El comendador me miró con gesto de extrañeza y, rompiendo la penitencia, ordenó:

—Descabalguemos. Cae la tarde y pronto anochecerá. Pernoctaremos aquí, en este monte, pues no será ya hora de ir a pedir hospedaje en el monasterio. No quiero perturbar el descanso de los monjes con una llegada inoportuna, a deshora.

Contemplaba yo la hermosura del santuario allá abajo y me sentía feliz al saber que a la mañana siguiente podría abrazar a mi hermano fray Lorenzo, que era monje de San Jerónimo.

—¡Qué alegría! —comenté, olvidado del todo del silencio prescrito—. ¡No sabía que pasaríamos por Guadalupe!

—Es parada obligada en esta ruta —observó f rey Francisco—. Es menester encomendarse a María Santísima. Y además hay una tercera razón: un negocio que debemos gestionar allí. Mas ya te explicaré en su momento de qué se trata.

Aproveché que se le veía propicio a la conversación y, deseoso de comunicarme, le expliqué:

—Tengo un hermano que es monje en el monasterio.

—Ya lo sé.

—¿Podré verle?

—Sí.

—¡Oh, bendito sea Dios! Me alegro tanto…

—Bien —dijo adusto—. Retornemos al silencio y a la oración.

—¿Rezamos juntos? —propuse, queriendo parecer cercano.

Pero él contestó secamente:

—No. Rece cada uno lo suyo por su parte. Ya habrá tiempo de unirse al coro del monasterio mañana. Separémonos ahora y retirémonos a la soledad de estos parajes hasta que sea de noche.

Le vi alejarse por entre unos peñascos escarpados y comprendí que retornaba a su mudez, pasado aquel solaz de conversación.

Me fui entonces a buscar la compañía de los sirvientes, que aliviaban el peso de los caballos y preparaban el modesto lecho retirando las piedras del suelo.

—¿Siempre es así vuestro amo? —les pregunté, sin reparar en mi indiscreción.

—¿Así? —contestó el ayudante—. ¿Cómo así?

—No sé… Es muy poco hablador.

—Ah, se refiere vuestra merced a eso —dijo con una media sonrisa—. Bueno, no siempre es tan silencioso. Cuando la ocasión lo pide, habla lo que sea preciso.

Para no parecer imprudente, decidí zanjar el asunto. Recogí mi breviario y me fui a rezar debajo de una encina.

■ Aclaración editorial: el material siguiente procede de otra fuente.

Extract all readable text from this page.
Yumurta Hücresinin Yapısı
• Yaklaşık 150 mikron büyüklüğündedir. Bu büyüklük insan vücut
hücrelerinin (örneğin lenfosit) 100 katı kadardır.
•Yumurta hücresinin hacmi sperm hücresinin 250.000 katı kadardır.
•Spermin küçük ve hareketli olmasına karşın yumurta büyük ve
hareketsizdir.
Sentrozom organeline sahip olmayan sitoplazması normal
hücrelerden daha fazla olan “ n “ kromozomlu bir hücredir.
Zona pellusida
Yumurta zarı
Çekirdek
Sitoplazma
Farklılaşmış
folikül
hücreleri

Pero, sentado en un peñasco, me distrajo enseguida la soberbia visión del inmenso santuario que se alzaba al pie de las montañas. Con la última luz de la tarde los muros parecían dorados, resplandeciendo por encima de ellos las claras yeserías de pulcros estucos, los esmaltes verdeazulados de los chapiteles y los detalles policromos de las chimeneas. Alcanzaba a oír el tañido alegre de la campana, persistente, neto, que llamaba a la oración de vísperas dejando que su eco se ahogara en el valle.

En esto, me sacó de mi arrobamiento el ruido de unos golpes que sonaban no muy lejos de donde me hallaba. Pero aún me sobresalté más cuando escuché una voz que se lamentaba:

—¡Ay, Señor! ¡Señor!…

Decidí ir a ver, por si alguien necesitaba ayuda. Anduve buscando por entre los roquedales, hasta que me topé repentinamente con una escena sobrecogedora. El comendador estaba puesto de hinojos delante de una cruz hecha con dos palos y se disciplinaba propinándose recios latigazos con un flagelo de cuero y cuerda trenzada. En su espalda desnuda, blanca, destacaban los moratones.

Me detuve sin decir nada. Pero él se percató de mi presencia. Alzó la mirada muy triste hacia mí y me dijo con voz lastimosa:

—Hay que espiar los pecados, muchacho. El espíritu está pronto, pero la carne es débil. No quería presentarme ante Nuestra Señora sin hacer penitencia. Y tú, ¿quieres hacerme una merced?

—Vuestra excelencia dirá lo que pide de mí —respondí solícito.

—Pínzame los hematomas para que brote la sangre. —Me alargó una pequeña cuchilla.

Con sumo cuidado, fui haciendo minúsculas incisiones en la piel amoratada. La roja sangre corrió pronto en densas y brillantes gotas por la espalda.